Kur'an'da birçok ayette alim veya cahil ayrımı yapılmaksızın, defalarca imanın akılla sorgulanması emredildiği halde; dinde kendilerini otorite gören fıkıhcılar, her insanın düşünme kabiliyetinin yeterli olmayabileceğini savunmuşlardır. Sonra da dini anlama ve öğrenme konusunda kendi belirledikleri kriterlere göre, insanları alimler ve avam diye iki farklı başlık altında kategorize etmişlerdir. İnsanlara Kur'an'ı anlamaları ve sorgulayarak iman etmeleri hususunda yardımcı olmak yerine; kendilerine bir alim seçip, onun paket halinde sundukları görüşleriyle amel etmelerini yeterli görmüşlerdir. İnsanları uyuşturup, sürüleştiren bu körü körüne taklitçilik; İslam dünyasının geri kalmışlığının temel sebebi olmuştur. Bu hastalıklı zihniyet, dönemin İslam devletlerinin işleyişine de sirayet etmiştir. Yöneticiler Kur'an'ın sükut ettiği meselelerle ilgili, Allah(c.c)'ın sınırlarını gözeterek aklın ve bilimin ışığında özgürce çözümler üretmek yerine; yetkilerini fetva makamlarının sınırlarını çizdikleri dar alanlara mahkum etmişlerdir.

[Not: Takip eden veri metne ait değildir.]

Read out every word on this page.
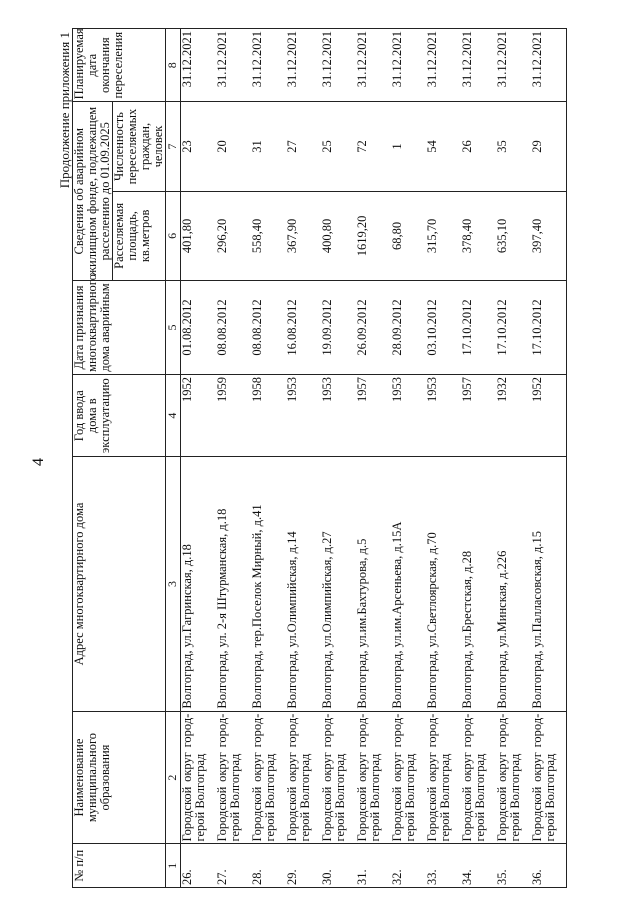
Продолжение приложения 1
№ п/п	Наименование муниципального образования	Адрес многоквартирного дома	Год ввода дома в эксплуатацию	Дата признания многоквартирного дома аварийным	Сведения об аварийном жилищном фонде, подлежащем расселению до 01.09.2025		Планируемая дата окончания переселения
					Расселяемая площадь, кв.метров	Численность переселяемых граждан, человек	
1	2	3	4	5	6	7	8
26.	Городской округ город-герой Волгоград	Волгоград, ул.Гагринская, д.18	1952	01.08.2012	401,80	23	31.12.2021
27.	Городской округ город-герой Волгоград	Волгоград, ул. 2-я Штурманская, д.18	1959	08.08.2012	296,20	20	31.12.2021
28.	Городской округ город-герой Волгоград	Волгоград, тер.Поселок Мирный, д.41	1958	08.08.2012	558,40	31	31.12.2021
29.	Городской округ город-герой Волгоград	Волгоград, ул.Олимпийская, д.14	1953	16.08.2012	367,90	27	31.12.2021
30.	Городской округ город-герой Волгоград	Волгоград, ул.Олимпийская, д.27	1953	19.09.2012	400,80	25	31.12.2021
31.	Городской округ город-герой Волгоград	Волгоград, ул.им.Бахтурова, д.5	1957	26.09.2012	1619,20	72	31.12.2021
32.	Городской округ город-герой Волгоград	Волгоград, ул.им.Арсеньева, д.15А	1953	28.09.2012	68,80	1	31.12.2021
33.	Городской округ город-герой Волгоград	Волгоград, ул.Светлоярская, д.70	1953	03.10.2012	315,70	54	31.12.2021
34.	Городской округ город-герой Волгоград	Волгоград, ул.Брестская, д.28	1957	17.10.2012	378,40	26	31.12.2021
35.	Городской округ город-герой Волгоград	Волгоград, ул.Минская, д.226	1932	17.10.2012	635,10	35	31.12.2021
36.	Городской округ город-герой Волгоград	Волгоград, ул.Палласовская, д.15	1952	17.10.2012	397,40	29	31.12.2021
4
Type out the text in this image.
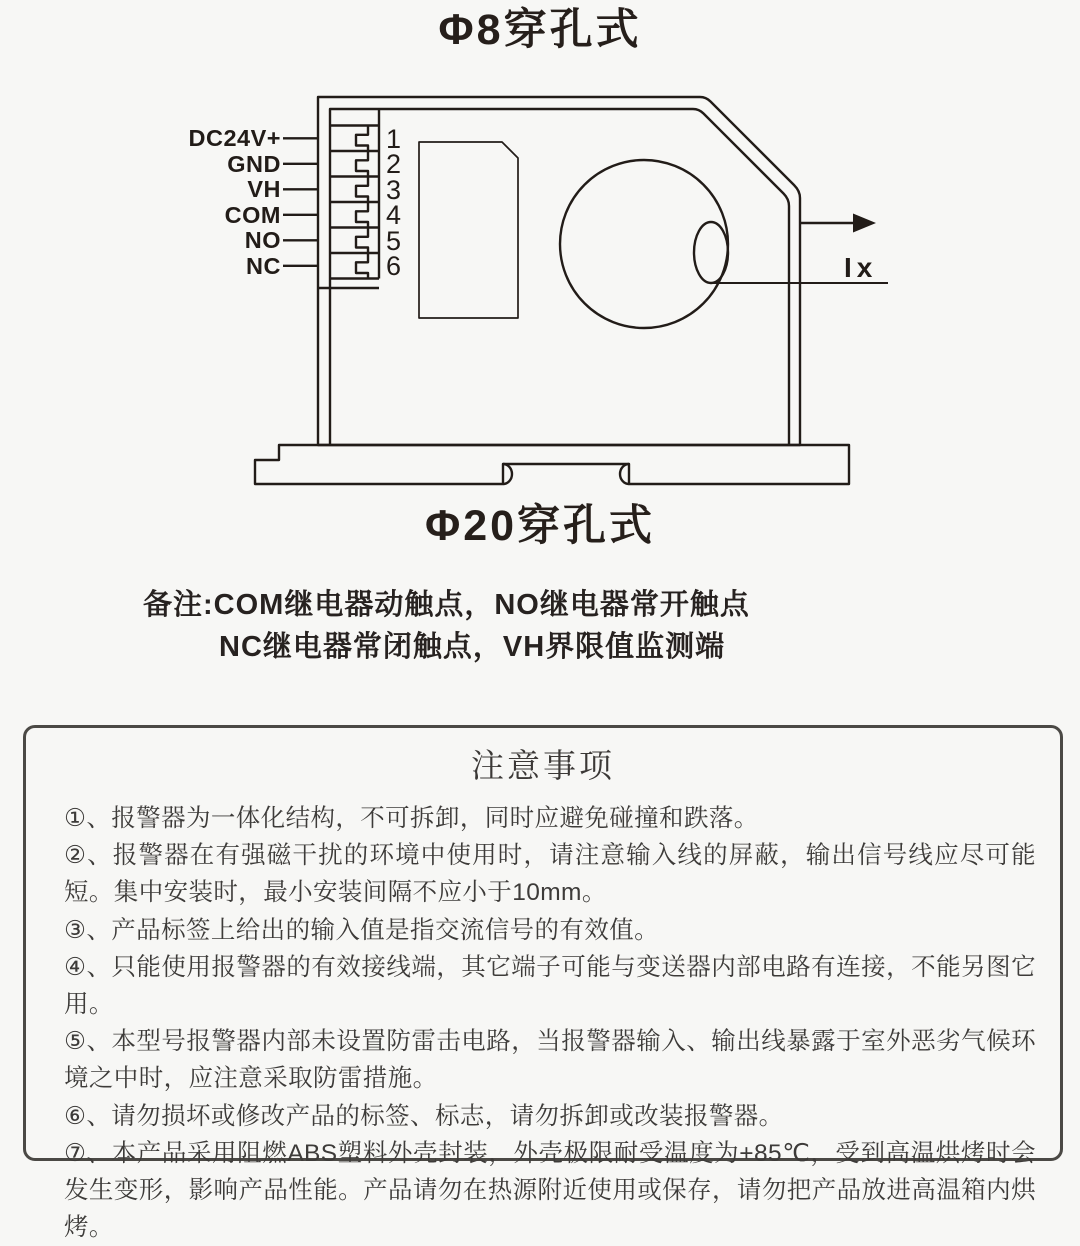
Φ8穿孔式
DC24V+
GND
VH
COM
NO
NC
1
2
3
4
5
6	Ix
Φ20穿孔式
备注:COM继电器动触点，NO继电器常开触点
NC继电器常闭触点，VH界限值监测端
注意事项

①、报警器为一体化结构，不可拆卸，同时应避免碰撞和跌落。

②、报警器在有强磁干扰的环境中使用时，请注意输入线的屏蔽，输出信号线应尽可能短。集中安装时，最小安装间隔不应小于10mm。

③、产品标签上给出的输入值是指交流信号的有效值。

④、只能使用报警器的有效接线端，其它端子可能与变送器内部电路有连接，不能另图它用。

⑤、本型号报警器内部未设置防雷击电路，当报警器输入、输出线暴露于室外恶劣气候环境之中时，应注意采取防雷措施。

⑥、请勿损坏或修改产品的标签、标志，请勿拆卸或改装报警器。

⑦、本产品采用阻燃ABS塑料外壳封装，外壳极限耐受温度为+85℃，受到高温烘烤时会发生变形，影响产品性能。产品请勿在热源附近使用或保存，请勿把产品放进高温箱内烘烤。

Eski müfessirlerden bazıları, daha da ileri giderek Allah(c.c)'ın "Dininizi tamamladım" (bkz. Maide-3), "Kur'an'da çelişki yoktur" (bkz. Nisa-82) diye buyurmuş olmasına rağmen, kendi anlayışlarıyla örtüşmeyen bazı ayetler arasında çelişki olduğunu dahi iddia etmişlerdir. Daha sonra bu iddiadan yola çıkarak; "nasih ve mensuh" diye kavramlaşan kendi uydurdukları bir varsayıma dayanarak, bir kısım Kuran ayetlerinin diğer bazı Kuran ayetlerini iptal ettiklerini ileri sürmüşlerdir. Öyle ki; adeta birbiriyle yarışırcasına, hükmü kaldırılan ayet sayısını 500 e kadar çıkaran İslam bilginleri dahi olmuştur. Bundan daha vahimi ise, hadislerin bile Kur'an’ın ayetlerini iptal edebileceğini savunanlar bile olmuştur. Böylece din, kendi görüşlerine göre hangi ayetlerin nasih, hangi ayetlerin mensuh olduğunu belirleyebilen fıkıh alimlerinin insaflarına terk edilmiştir. Önceki ümmetlerin kitaplarını tahrif ettikleri gibi; Kur'an'ın da ayetlerinin hükümsüz bırakılması suretiyle, dolaylı olarak tahrifine kapı aralamak isteyenleri Allah(c.c) şöyle uyarmaktadır; "Ayetlerimizi hükümsüz bırakmak için yarışanlara gelince, işte onlar Hakk'ın huzuruna azap içinde getirileceklerdir." (Sebe-38) "Ayetlerimizi geçersiz kılmak için çaba gösterenler var ya, işte onlar cehennemliklerdir." (Hac-51)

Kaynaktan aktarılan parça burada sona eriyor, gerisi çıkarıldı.